Local and Vocal viewpoints and columns for the Eugene Weekly run based on timeliness, concern to the community and as space allows and focus on local issues, local angles on national or international issues, or issues that are of clear concern to the Eugene-Springfield community.
Opinion pieces should come in at 500-750 words and be sent to firstname.lastname@example.org marked viewpoint in the subject line.
We give priority to pieces that have not been submitted elsewhere, and we do not run viewpoints that have already run in or been submitted to other publications. We prioritize voices of people who are not heard and particularly welcome submissions from people of color and female-identifying and gender nonbinary writers.
Opinion pieces should be accompanied by a short one- to two-line bio. Viewpoint writers should submit a headshot and or a photograph or image to possible accompany the piece. We only run opinions from named people, not businesses or organizations. If you are writing a piece about an event, concentrate on the issues, not what you are promoting.
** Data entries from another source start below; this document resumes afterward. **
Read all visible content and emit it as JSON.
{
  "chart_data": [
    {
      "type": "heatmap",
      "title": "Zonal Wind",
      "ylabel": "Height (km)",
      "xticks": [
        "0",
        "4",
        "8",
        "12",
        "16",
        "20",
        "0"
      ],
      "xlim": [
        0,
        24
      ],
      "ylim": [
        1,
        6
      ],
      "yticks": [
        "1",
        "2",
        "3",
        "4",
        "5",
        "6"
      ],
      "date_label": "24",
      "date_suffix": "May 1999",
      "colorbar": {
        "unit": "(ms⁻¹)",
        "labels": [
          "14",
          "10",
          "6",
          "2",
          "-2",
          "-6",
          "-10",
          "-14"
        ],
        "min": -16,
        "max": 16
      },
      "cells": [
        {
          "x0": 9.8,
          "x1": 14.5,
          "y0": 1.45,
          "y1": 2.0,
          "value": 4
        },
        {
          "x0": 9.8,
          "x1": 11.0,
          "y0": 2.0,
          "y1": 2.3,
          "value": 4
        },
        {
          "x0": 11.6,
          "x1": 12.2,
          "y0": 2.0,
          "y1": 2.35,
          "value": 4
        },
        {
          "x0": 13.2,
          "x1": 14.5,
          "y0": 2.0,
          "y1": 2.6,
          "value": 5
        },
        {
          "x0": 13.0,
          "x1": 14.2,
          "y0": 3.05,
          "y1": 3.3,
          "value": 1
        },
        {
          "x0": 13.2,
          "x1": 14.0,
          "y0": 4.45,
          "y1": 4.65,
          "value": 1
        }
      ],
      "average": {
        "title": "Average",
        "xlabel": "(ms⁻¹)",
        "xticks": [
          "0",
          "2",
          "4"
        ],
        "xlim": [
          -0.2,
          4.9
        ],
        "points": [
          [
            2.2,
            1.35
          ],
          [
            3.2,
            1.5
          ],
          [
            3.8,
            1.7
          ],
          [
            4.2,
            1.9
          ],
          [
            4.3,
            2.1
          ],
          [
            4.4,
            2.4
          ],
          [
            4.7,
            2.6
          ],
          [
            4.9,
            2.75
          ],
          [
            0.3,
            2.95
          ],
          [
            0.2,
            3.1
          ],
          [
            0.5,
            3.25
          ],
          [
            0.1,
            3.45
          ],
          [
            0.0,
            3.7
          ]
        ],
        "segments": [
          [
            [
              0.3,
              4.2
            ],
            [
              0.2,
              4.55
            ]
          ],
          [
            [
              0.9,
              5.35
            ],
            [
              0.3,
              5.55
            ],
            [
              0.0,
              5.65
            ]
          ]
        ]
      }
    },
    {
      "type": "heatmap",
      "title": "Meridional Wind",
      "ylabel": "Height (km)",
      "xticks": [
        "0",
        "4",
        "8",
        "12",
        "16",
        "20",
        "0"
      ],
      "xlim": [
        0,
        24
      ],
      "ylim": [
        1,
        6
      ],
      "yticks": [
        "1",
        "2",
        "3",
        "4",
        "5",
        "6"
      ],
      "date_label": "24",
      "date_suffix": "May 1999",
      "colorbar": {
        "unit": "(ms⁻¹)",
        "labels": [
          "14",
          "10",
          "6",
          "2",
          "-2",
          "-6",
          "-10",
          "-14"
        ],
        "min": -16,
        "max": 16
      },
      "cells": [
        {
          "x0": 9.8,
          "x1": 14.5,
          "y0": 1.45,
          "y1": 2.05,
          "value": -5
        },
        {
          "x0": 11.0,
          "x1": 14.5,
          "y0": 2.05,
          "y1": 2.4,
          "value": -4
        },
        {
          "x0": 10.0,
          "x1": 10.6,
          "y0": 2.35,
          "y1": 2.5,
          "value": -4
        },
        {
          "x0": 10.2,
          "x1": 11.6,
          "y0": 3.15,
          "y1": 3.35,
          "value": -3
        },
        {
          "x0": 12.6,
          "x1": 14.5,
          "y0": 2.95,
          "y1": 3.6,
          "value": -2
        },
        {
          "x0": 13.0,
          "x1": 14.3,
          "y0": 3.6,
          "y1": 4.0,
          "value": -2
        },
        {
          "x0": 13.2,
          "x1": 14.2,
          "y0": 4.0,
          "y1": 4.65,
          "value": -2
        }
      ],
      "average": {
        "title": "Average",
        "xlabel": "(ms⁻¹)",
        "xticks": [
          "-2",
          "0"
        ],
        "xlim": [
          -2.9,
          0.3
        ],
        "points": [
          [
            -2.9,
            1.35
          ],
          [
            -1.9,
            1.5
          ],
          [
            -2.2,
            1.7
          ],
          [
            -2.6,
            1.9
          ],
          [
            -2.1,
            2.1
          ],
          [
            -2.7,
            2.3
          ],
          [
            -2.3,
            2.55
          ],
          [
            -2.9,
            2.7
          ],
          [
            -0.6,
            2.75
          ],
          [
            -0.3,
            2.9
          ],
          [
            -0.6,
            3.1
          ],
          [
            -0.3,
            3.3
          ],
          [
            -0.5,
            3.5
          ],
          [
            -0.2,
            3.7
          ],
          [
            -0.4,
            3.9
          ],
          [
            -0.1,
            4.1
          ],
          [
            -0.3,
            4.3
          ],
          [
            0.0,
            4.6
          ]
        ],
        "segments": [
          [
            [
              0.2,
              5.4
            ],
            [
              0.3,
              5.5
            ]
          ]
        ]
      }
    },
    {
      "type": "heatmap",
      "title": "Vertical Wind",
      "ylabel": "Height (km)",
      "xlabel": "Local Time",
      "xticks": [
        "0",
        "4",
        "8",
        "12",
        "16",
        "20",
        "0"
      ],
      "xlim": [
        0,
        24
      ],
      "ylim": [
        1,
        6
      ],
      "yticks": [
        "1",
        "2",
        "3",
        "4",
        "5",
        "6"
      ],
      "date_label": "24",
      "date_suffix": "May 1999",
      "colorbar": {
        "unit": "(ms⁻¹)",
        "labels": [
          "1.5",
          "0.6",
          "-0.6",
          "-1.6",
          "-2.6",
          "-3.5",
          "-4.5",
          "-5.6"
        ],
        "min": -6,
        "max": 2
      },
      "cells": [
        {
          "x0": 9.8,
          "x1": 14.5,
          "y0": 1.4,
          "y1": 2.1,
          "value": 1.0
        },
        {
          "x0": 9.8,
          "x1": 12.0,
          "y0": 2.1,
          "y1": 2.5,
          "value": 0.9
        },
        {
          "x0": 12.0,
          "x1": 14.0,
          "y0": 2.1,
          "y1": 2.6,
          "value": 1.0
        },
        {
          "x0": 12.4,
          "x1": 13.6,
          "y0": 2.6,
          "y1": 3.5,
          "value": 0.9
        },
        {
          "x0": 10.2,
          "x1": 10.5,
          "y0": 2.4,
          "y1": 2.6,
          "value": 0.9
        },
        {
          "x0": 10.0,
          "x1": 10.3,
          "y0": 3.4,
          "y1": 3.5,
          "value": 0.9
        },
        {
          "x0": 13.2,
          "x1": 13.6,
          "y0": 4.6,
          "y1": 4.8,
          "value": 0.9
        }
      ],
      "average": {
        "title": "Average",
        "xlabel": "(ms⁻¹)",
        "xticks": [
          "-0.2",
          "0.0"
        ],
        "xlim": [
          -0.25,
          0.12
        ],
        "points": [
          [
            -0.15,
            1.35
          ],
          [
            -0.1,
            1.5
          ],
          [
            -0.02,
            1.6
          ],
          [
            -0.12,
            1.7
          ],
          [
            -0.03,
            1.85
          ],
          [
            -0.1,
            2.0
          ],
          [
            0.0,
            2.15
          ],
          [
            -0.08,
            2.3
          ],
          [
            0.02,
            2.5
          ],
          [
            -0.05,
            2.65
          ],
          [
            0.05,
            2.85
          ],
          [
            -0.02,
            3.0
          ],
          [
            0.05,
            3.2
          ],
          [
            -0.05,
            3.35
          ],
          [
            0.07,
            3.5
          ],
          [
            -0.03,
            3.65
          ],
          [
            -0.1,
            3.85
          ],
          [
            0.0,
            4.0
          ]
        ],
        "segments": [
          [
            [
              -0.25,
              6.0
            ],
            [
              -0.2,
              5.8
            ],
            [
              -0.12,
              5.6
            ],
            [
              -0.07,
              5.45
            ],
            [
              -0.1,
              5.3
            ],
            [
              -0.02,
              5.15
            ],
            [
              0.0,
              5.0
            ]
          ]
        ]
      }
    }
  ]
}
When writing a viewpoint or column, consider how to make your main point clear to an audience who may either be reading quickly on a bus or sitting down with the paper for an in-depth perusal.
Once you establish what point you are making or what you want your reader to take away from what you write, think about how best to accomplish that goal and how to get to it quickly an concisely. Know what you want to say and have a clear position.
Your opinion is your own, your facts must be well-researched, sourced and real. If you point out a problem, readers like it if you propose a solution.
Strategies include drawing your reader in by setting a scene, telling a short narrative or giving key facts or numbers. Then follow with a clear thesis statement as the goal of a viewpoint is to persuade and the goal of a column is either to persuade or to tell a story with a relevant point.
We recommend showing your piece to a friend or writer before submitting and asking them what they see as the main point to ensure the point of your opinion piece is clear to readers.
Having your viewpoint or column accepted for publication does not assure immediate publication. Your viewpoint will be edited for style and grammar via Google doc.